One of the main principles of the original plan for the social credit system is “a healthy legal system with standardized development.” It requires “the improvement of a legal and regulatory system” for credit and “the development of credit legislation” to provide a reliable legal basis for the collection of credit information, its examination and application, its interconnectivity, its security, and the protection of concerned entities’ rights and interests. Unified legislation at the national level ought to refocus on clearly defining the boundaries between the government’s implementation of credit-related penalties and that of other organizations, with the intention of guarding against abuses of power.
Key to the establishment of the credit system is the need to take honest governance as a model. Governments should ensure they deliver on their commitments and fulfill all contractual agreements. When policy changes frequently, incoming officials ignore longstanding issues, or local governments default on debt to private firms, that also constitutes credit-losing behavior.
A classic example is the issue of local government debt, which is already threatening the vital organs of the Chinese economy. The original plan for the credit system expressly requires that governments raise loans in ways that are legal, transparent, moderate in scope, and keep risks under control. However, it is necessary to reflect on the extent to which those requirements are actually met.
Government credit is also closely bound up with that of civil servants. Regrettably, standards for penalizing credit losses in many localities either pay the merest lip service to punishments for civil servants, or don’t mention them at all. That’s extremely unfair for normal citizens, who may suffer a one-off loss of credit and see their lives severely restricted.
Punishments relating to credit losses should also place particular emphasis on the prevention of rent-seeking. Credit-review organizations have an almost monopolistic level of control over credit information. As long as insiders are willing to collaborate, the potential for rent-seeking is always there, no matter whether it involves docking a couple points off a driving license or angling for a credit reward. The harsher the punishments for credit violations and the greater the scope for governments to operate independently, the stronger the motivation for rent-seeking.
Conversely, good credit ratings lead to rewards.

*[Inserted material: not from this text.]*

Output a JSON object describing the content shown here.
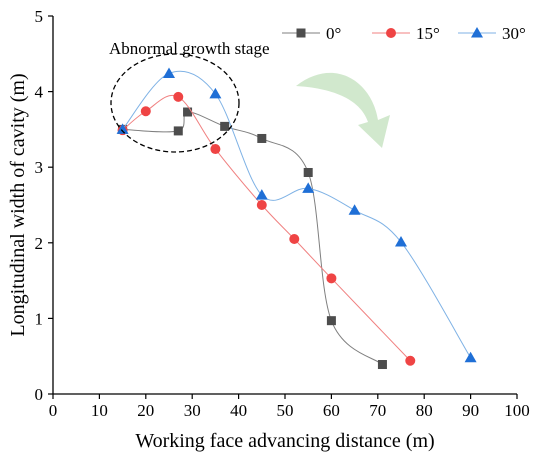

This means that the beneficiaries of good credit scores might be given preferential treatment, for example via reductions in credit checks or via policies that allow them greater convenience in the spheres of education, employment or social security. Evidently, if the standards and processes aren’t strict enough, the space for exploiting them becomes greater. In many places where current projects allow personal credit scores to rise as well as fall, civil servants have far higher scores than the average citizen. This is not because civil servants are naturally more creditworthy, but because, as everyone in China knows, people in higher positions tend to benefit from certain privileges.
The establishment of a credit system goes hand in hand with the development of the market. At times when both the market and the credit system lack comprehensiveness, credit ratings are bound to be premature. Setting up a credit system demands both a sense of urgency and recognition of the need not to proceed recklessly or extend the system to things it shouldn’t include.
A credit system is not a basket into which anything can be thrown; it’s necessary to return to its original economic and financial definition. Most of all, governments shouldn’t willfully distort the system to punish credit violators for momentary lapses.